In Germany, next to realtors (who, in a sellers market, charge you 3 months’ rent as commission—when you can find one who has an apartment you can afford) travel agents seem to have the most lucrative racket. Germans are continually going on Urlaub (vacation) to use up their six weeks of annual leave. Several big tour operators put together travel packages and describe them in 150 page glossy color brochures—to the Turkish Riviera, Egypt, Kenya, Greece, the Canary Islands, Thailand, Nepal—yes, even Florida!

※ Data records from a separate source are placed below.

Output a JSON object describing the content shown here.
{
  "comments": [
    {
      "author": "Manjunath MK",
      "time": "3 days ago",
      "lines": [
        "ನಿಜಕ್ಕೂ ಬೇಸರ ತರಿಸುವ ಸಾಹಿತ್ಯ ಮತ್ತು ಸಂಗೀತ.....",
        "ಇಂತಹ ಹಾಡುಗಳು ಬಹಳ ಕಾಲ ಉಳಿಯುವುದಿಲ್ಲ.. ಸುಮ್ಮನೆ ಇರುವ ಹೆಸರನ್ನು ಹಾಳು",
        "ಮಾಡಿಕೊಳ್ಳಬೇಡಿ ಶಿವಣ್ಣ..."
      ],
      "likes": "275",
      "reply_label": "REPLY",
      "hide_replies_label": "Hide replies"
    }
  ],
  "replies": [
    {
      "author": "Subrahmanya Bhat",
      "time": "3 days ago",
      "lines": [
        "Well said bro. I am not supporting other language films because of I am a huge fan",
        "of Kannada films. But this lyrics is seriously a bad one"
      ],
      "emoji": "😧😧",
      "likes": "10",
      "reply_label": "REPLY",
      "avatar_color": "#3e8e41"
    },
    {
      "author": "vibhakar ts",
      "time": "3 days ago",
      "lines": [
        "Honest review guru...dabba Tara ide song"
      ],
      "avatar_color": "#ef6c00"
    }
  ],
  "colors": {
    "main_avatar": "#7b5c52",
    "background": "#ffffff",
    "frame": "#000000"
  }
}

The brochures show, in addition to sites of interest in the destination area, pictures of the available hotels.
In these brochures the German penchant to account for every possibility is given free rein: tables give the price of every possible combination of included meals (all: full pension; breakfast and dinner: half pension; breakfast only, or none; although not all possibilities are available at all hotels), time of year (usually five or six different gradations), and departure airport (Berlin, Hamburg, Hanover, Düsseldorf, Cologne, Frankfurt, Stuttgart or Munich. So far I haven’t seen any airports listed in the "New Lands," what used to be East Germany.)

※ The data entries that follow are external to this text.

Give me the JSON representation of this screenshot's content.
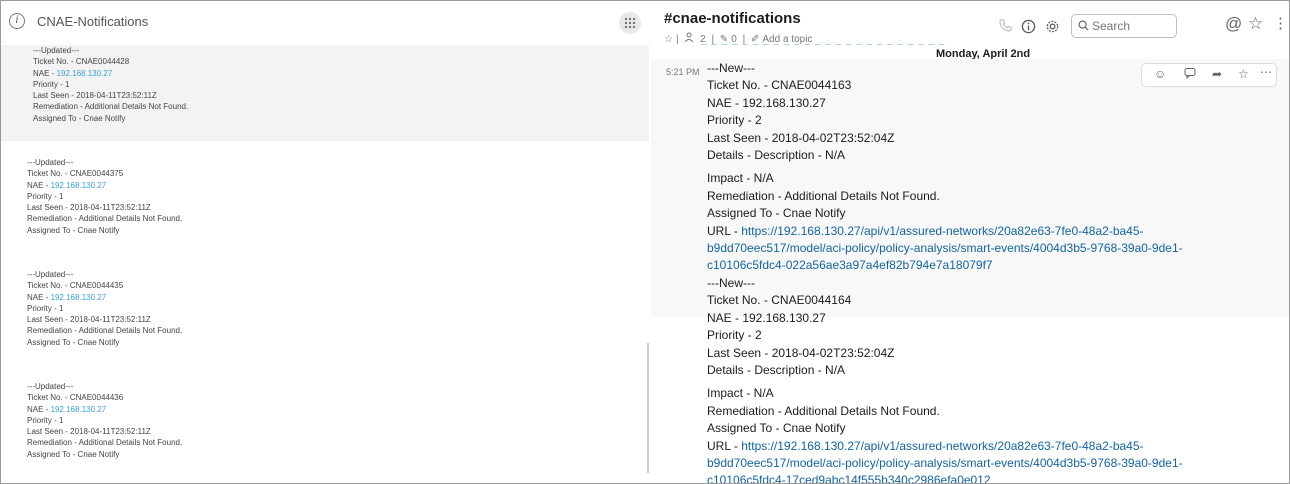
{
  "left": {
    "title": "CNAE-Notifications",
    "tickets": [
      {
        "header": "---Updated---",
        "ticket": "Ticket No. - CNAE0044428",
        "nae_label": "NAE - ",
        "nae_ip": "192.168.130.27",
        "priority": "Priority - 1",
        "last_seen": "Last Seen - 2018-04-11T23:52:11Z",
        "remediation": "Remediation - Additional Details Not Found.",
        "assigned": "Assigned To - Cnae Notify"
      },
      {
        "header": "---Updated---",
        "ticket": "Ticket No. - CNAE0044375",
        "nae_label": "NAE - ",
        "nae_ip": "192.168.130.27",
        "priority": "Priority - 1",
        "last_seen": "Last Seen - 2018-04-11T23:52:11Z",
        "remediation": "Remediation - Additional Details Not Found.",
        "assigned": "Assigned To - Cnae Notify"
      },
      {
        "header": "---Updated---",
        "ticket": "Ticket No. - CNAE0044435",
        "nae_label": "NAE - ",
        "nae_ip": "192.168.130.27",
        "priority": "Priority - 1",
        "last_seen": "Last Seen - 2018-04-11T23:52:11Z",
        "remediation": "Remediation - Additional Details Not Found.",
        "assigned": "Assigned To - Cnae Notify"
      },
      {
        "header": "---Updated---",
        "ticket": "Ticket No. - CNAE0044436",
        "nae_label": "NAE - ",
        "nae_ip": "192.168.130.27",
        "priority": "Priority - 1",
        "last_seen": "Last Seen - 2018-04-11T23:52:11Z",
        "remediation": "Remediation - Additional Details Not Found.",
        "assigned": "Assigned To - Cnae Notify"
      }
    ]
  },
  "channel": {
    "name": "#cnae-notifications",
    "members": "2",
    "pins": "0",
    "add_topic": "Add a topic",
    "search_placeholder": "Search"
  },
  "messages": {
    "date_divider": "Monday, April 2nd",
    "time": "5:21 PM",
    "items": [
      {
        "header": "---New---",
        "ticket": "Ticket No. - CNAE0044163",
        "nae": "NAE - 192.168.130.27",
        "priority": "Priority - 2",
        "last_seen": "Last Seen - 2018-04-02T23:52:04Z",
        "details": "Details - Description - N/A",
        "impact": "Impact - N/A",
        "remediation": "Remediation - Additional Details Not Found.",
        "assigned": "Assigned To - Cnae Notify",
        "url_label": "URL - ",
        "url_1": "https://192.168.130.27/api/v1/assured-networks/20a82e63-7fe0-48a2-ba45-",
        "url_2": "b9dd70eec517/model/aci-policy/policy-analysis/smart-events/4004d3b5-9768-39a0-9de1-",
        "url_3": "c10106c5fdc4-022a56ae3a97a4ef82b794e7a18079f7"
      },
      {
        "header": "---New---",
        "ticket": "Ticket No. - CNAE0044164",
        "nae": "NAE - 192.168.130.27",
        "priority": "Priority - 2",
        "last_seen": "Last Seen - 2018-04-02T23:52:04Z",
        "details": "Details - Description - N/A",
        "impact": "Impact - N/A",
        "remediation": "Remediation - Additional Details Not Found.",
        "assigned": "Assigned To - Cnae Notify",
        "url_label": "URL - ",
        "url_1": "https://192.168.130.27/api/v1/assured-networks/20a82e63-7fe0-48a2-ba45-",
        "url_2": "b9dd70eec517/model/aci-policy/policy-analysis/smart-events/4004d3b5-9768-39a0-9de1-",
        "url_3": "c10106c5fdc4-17ced9abc14f555b340c2986efa0e012"
      }
    ]
  },
  "colors": {
    "link": "#1264a3",
    "ip": "#3aa0dc"
  }
}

Also listed are those hotels where "Special Special" deals are available and during which time period: full pension for the price of half pension, 4 weeks for the price of 3, 3 for the price of 2—even 2 for the price of 1 (in fact if you can stay for an extended period, some offer 12 weeks for the price of 8, 10 for 7, ...), single rooms for the same per-person price as doubles, and discounts for children from 2-11 (e.g. 35 to 50 percent off). Of course they consider the possibility that the child may come with only one parent, in which case the discount may be only 20 percent. Naturally, there are add-on possibilities, including rental cars, local excursions, sports equipment and sports instruction. If you’re willing to gamble a little, you can sometimes save money by signing up for a hotel of a specified class, the hotel to be designated later. There are even tables showing rail/fly prices in case you don’t live near the airport (first or second class, less than or greater than 251 (!) km distance, one or two persons, additional person supplement, children from 4-11...).

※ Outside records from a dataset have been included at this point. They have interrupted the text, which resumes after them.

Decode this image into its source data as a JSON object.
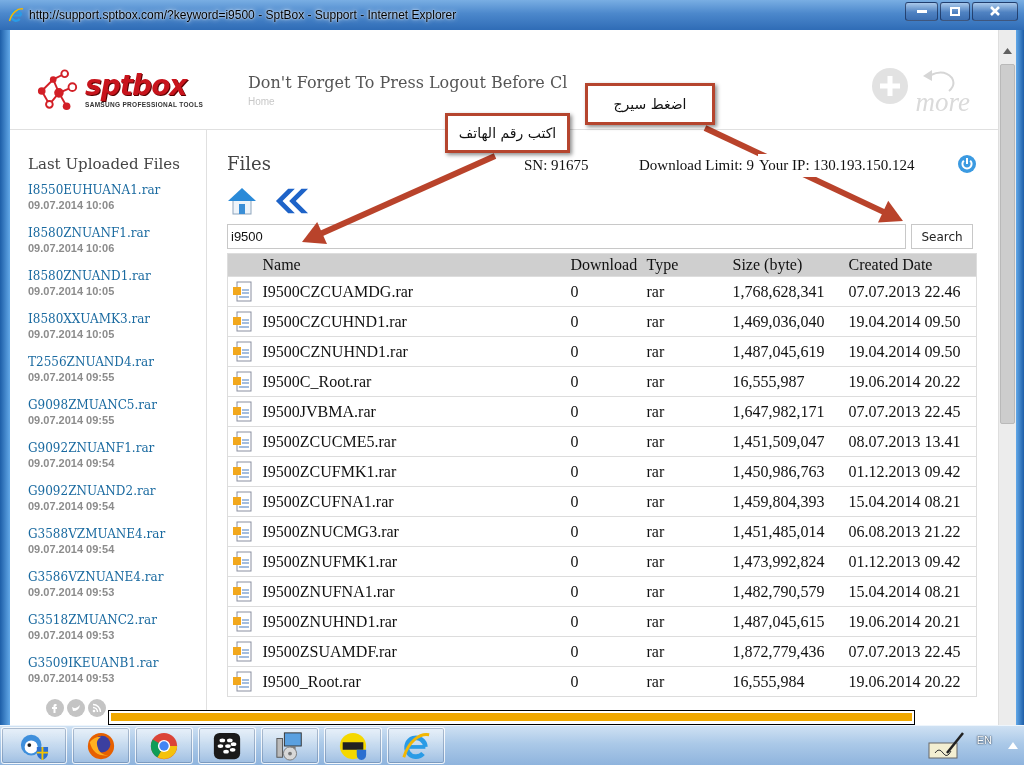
{
  "window": {
    "title": "http://support.sptbox.com/?keyword=i9500 - SptBox - Support - Internet Explorer"
  },
  "header": {
    "logo_text": "sptbox",
    "logo_tagline": "SAMSUNG PROFESSIONAL TOOLS",
    "notice": "Don't Forget To Press Logout Before Cl",
    "breadcrumb": "Home",
    "more_label": "more"
  },
  "sidebar": {
    "title": "Last Uploaded Files",
    "items": [
      {
        "name": "I8550EUHUANA1.rar",
        "date": "09.07.2014 10:06"
      },
      {
        "name": "I8580ZNUANF1.rar",
        "date": "09.07.2014 10:06"
      },
      {
        "name": "I8580ZNUAND1.rar",
        "date": "09.07.2014 10:05"
      },
      {
        "name": "I8580XXUAMK3.rar",
        "date": "09.07.2014 10:05"
      },
      {
        "name": "T2556ZNUAND4.rar",
        "date": "09.07.2014 09:55"
      },
      {
        "name": "G9098ZMUANC5.rar",
        "date": "09.07.2014 09:55"
      },
      {
        "name": "G9092ZNUANF1.rar",
        "date": "09.07.2014 09:54"
      },
      {
        "name": "G9092ZNUAND2.rar",
        "date": "09.07.2014 09:54"
      },
      {
        "name": "G3588VZMUANE4.rar",
        "date": "09.07.2014 09:54"
      },
      {
        "name": "G3586VZNUANE4.rar",
        "date": "09.07.2014 09:53"
      },
      {
        "name": "G3518ZMUANC2.rar",
        "date": "09.07.2014 09:53"
      },
      {
        "name": "G3509IKEUANB1.rar",
        "date": "09.07.2014 09:53"
      }
    ]
  },
  "main": {
    "title": "Files",
    "serial": "SN: 91675",
    "download_limit": "Download Limit: 9",
    "ip": "Your IP: 130.193.150.124",
    "search": {
      "value": "i9500",
      "button": "Search"
    }
  },
  "table": {
    "columns": [
      "Name",
      "Download",
      "Type",
      "Size (byte)",
      "Created Date"
    ],
    "rows": [
      {
        "name": "I9500CZCUAMDG.rar",
        "downloads": "0",
        "type": "rar",
        "size": "1,768,628,341",
        "created": "07.07.2013 22.46"
      },
      {
        "name": "I9500CZCUHND1.rar",
        "downloads": "0",
        "type": "rar",
        "size": "1,469,036,040",
        "created": "19.04.2014 09.50"
      },
      {
        "name": "I9500CZNUHND1.rar",
        "downloads": "0",
        "type": "rar",
        "size": "1,487,045,619",
        "created": "19.04.2014 09.50"
      },
      {
        "name": "I9500C_Root.rar",
        "downloads": "0",
        "type": "rar",
        "size": "16,555,987",
        "created": "19.06.2014 20.22"
      },
      {
        "name": "I9500JVBMA.rar",
        "downloads": "0",
        "type": "rar",
        "size": "1,647,982,171",
        "created": "07.07.2013 22.45"
      },
      {
        "name": "I9500ZCUCME5.rar",
        "downloads": "0",
        "type": "rar",
        "size": "1,451,509,047",
        "created": "08.07.2013 13.41"
      },
      {
        "name": "I9500ZCUFMK1.rar",
        "downloads": "0",
        "type": "rar",
        "size": "1,450,986,763",
        "created": "01.12.2013 09.42"
      },
      {
        "name": "I9500ZCUFNA1.rar",
        "downloads": "0",
        "type": "rar",
        "size": "1,459,804,393",
        "created": "15.04.2014 08.21"
      },
      {
        "name": "I9500ZNUCMG3.rar",
        "downloads": "0",
        "type": "rar",
        "size": "1,451,485,014",
        "created": "06.08.2013 21.22"
      },
      {
        "name": "I9500ZNUFMK1.rar",
        "downloads": "0",
        "type": "rar",
        "size": "1,473,992,824",
        "created": "01.12.2013 09.42"
      },
      {
        "name": "I9500ZNUFNA1.rar",
        "downloads": "0",
        "type": "rar",
        "size": "1,482,790,579",
        "created": "15.04.2014 08.21"
      },
      {
        "name": "I9500ZNUHND1.rar",
        "downloads": "0",
        "type": "rar",
        "size": "1,487,045,615",
        "created": "19.06.2014 20.21"
      },
      {
        "name": "I9500ZSUAMDF.rar",
        "downloads": "0",
        "type": "rar",
        "size": "1,872,779,436",
        "created": "07.07.2013 22.45"
      },
      {
        "name": "I9500_Root.rar",
        "downloads": "0",
        "type": "rar",
        "size": "16,555,984",
        "created": "19.06.2014 20.22"
      }
    ]
  },
  "annotations": [
    {
      "text": "اضغط سيرج"
    },
    {
      "text": "اكتب رقم الهاتف"
    }
  ],
  "taskbar": {
    "apps": [
      {
        "kind": "messenger"
      },
      {
        "kind": "firefox"
      },
      {
        "kind": "chrome"
      },
      {
        "kind": "blackberry"
      },
      {
        "kind": "installer"
      },
      {
        "kind": "sptool"
      },
      {
        "kind": "ie"
      }
    ],
    "language": "EN"
  }
}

The price combinations are so complex that separate, although non-glossy, brochures as thick as the glossy ones are provided to describe them all. And several pages are required at the beginning to tell how to use the tables. They also provide more detailed information than you can find in most travel guides: average monthly midday, nighttime and water temperatures, number of days of sunshine, overcast, and rain per month, hours of sunshine per day (of course, even the worst places they list look like paradise to a Deutscher in the winter).
A travel agent may have dozens of such brochures on hand, although some are smaller and more specialized. However, German travel agents are mainly order takers—if you are looking for a low-cost fare and have some flexibility in date, time or destination, they don’t know how to handle it. They don’t need to; they’ve got plenty of customers who will show them exactly which page of the brochure they want to order!